B. Input Gene(s): Type or paste gene identifiers into this field to search for orthologs. Gene names or identifiers from the following sources are accepted by WORMHOLE:

• Ensembl
• NCBI
• Uniprot
• MGI
• ZFIN
• FlyBase
• WormBase
• SGD

WORMHOLE uses the Ensembl Gene ID from Ensembl version 77 as the primary identifier. If WORMHOLE does not produce a prediction using an identifier from a different source, we recommend that you retry the query using the Ensembl Gene ID for that gene. A complete list of gene aliases is available in the Download Data section of this website.

Each identifier should be separated by white space (i.e. space, tab, or new line). There is no "submit" button. The query will begin automatically as soon as you enter text into the input box. Ortholog predictions will appear at the bottom of the page (F). The number of IDs included in a single query is not limited; however, large queries will take time to load (e.g. a query consisting of 100 input genes will take approximately 2 minutes to complete). For very large queries, a complete list of genome-wide ortholog pairs is provided for immediate download in the Download Data section of this webpage.

C. Upload Input IDs File: As an alternative to using the text entry box, lists of gene identifiers can be uploaded in the form of a text file. Each identifier should be separated by white space (a space, tab, or new line).

D. Output Species: Check the boxes for which output species you wish to receive ortholog predictions. WORMHOLE allows multiple output species in the same query.

E. Score Filter: Ortholog queries can be filtered by one of several scores: Votes, Vote Score, or WORMHOLE Score. Selecting "Votes" will limit the output ortholog pairs to those predicted by at least the indicated number of input algorithms. Each of the other options places a minimum threshold on one of the three performance-scaled confidence scores calculated by the WORMHOLE multilayer machine learning models (see Overview above for details). By default, the filter is set to include all orthologs that achieve a WORMHOLE Score of at least 0.5. This value was selected because the WORMHOLE SVMs achieve optimal LDO prediction performance with balanced precision and recall at a threshold of 0.5. We recommend filtering queries with WORMHOLE Score >= 0.5 for casual queries.
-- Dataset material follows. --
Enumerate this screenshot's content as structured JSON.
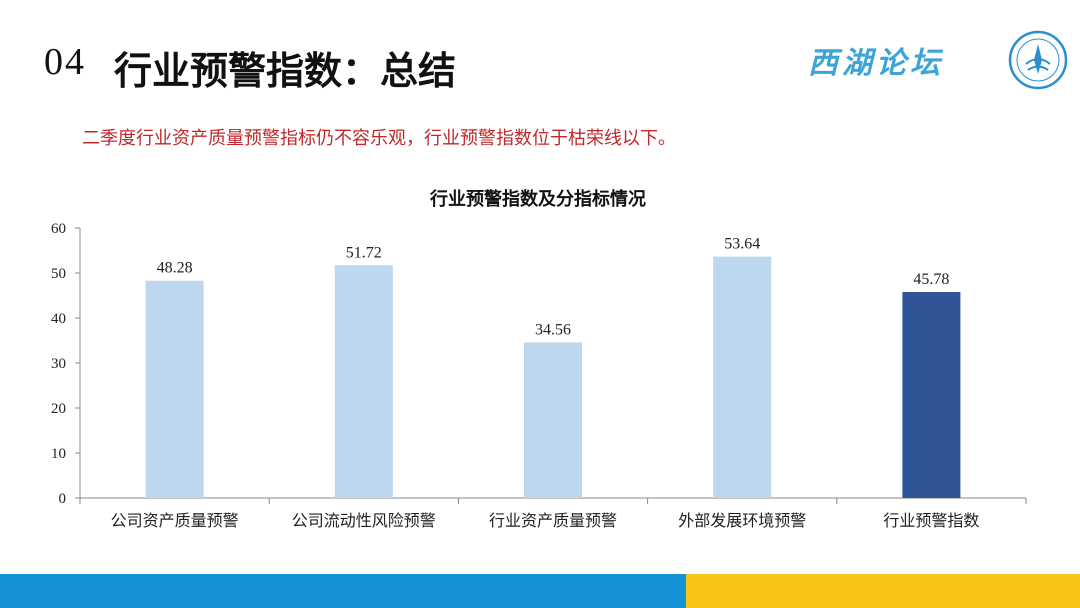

F. Best Hits (BHs) and Reciprocal Best Hits (RBHs): By default, WORMHOLE will return all predicted genes pairs that include one of the queried genes (B) with Votes, Vote Score, or WORMHOLE Score above the selected threshold. A more stringent search can be performed by requesting only Best Hits or Reciprocal Best Hits. Selecting Best Hits will only return the target gene (or in a few cases, genes, when there is a tie) for each query gene that receivesthe highest WORMHOLE Score. Selecting Reciprocal Best Hits will further restrict the search by only returning a Best Hit target gene if the corresponding query gene is also the Best Hit for that target gene when the query is reversed. This is analagous to BLASP RBHs.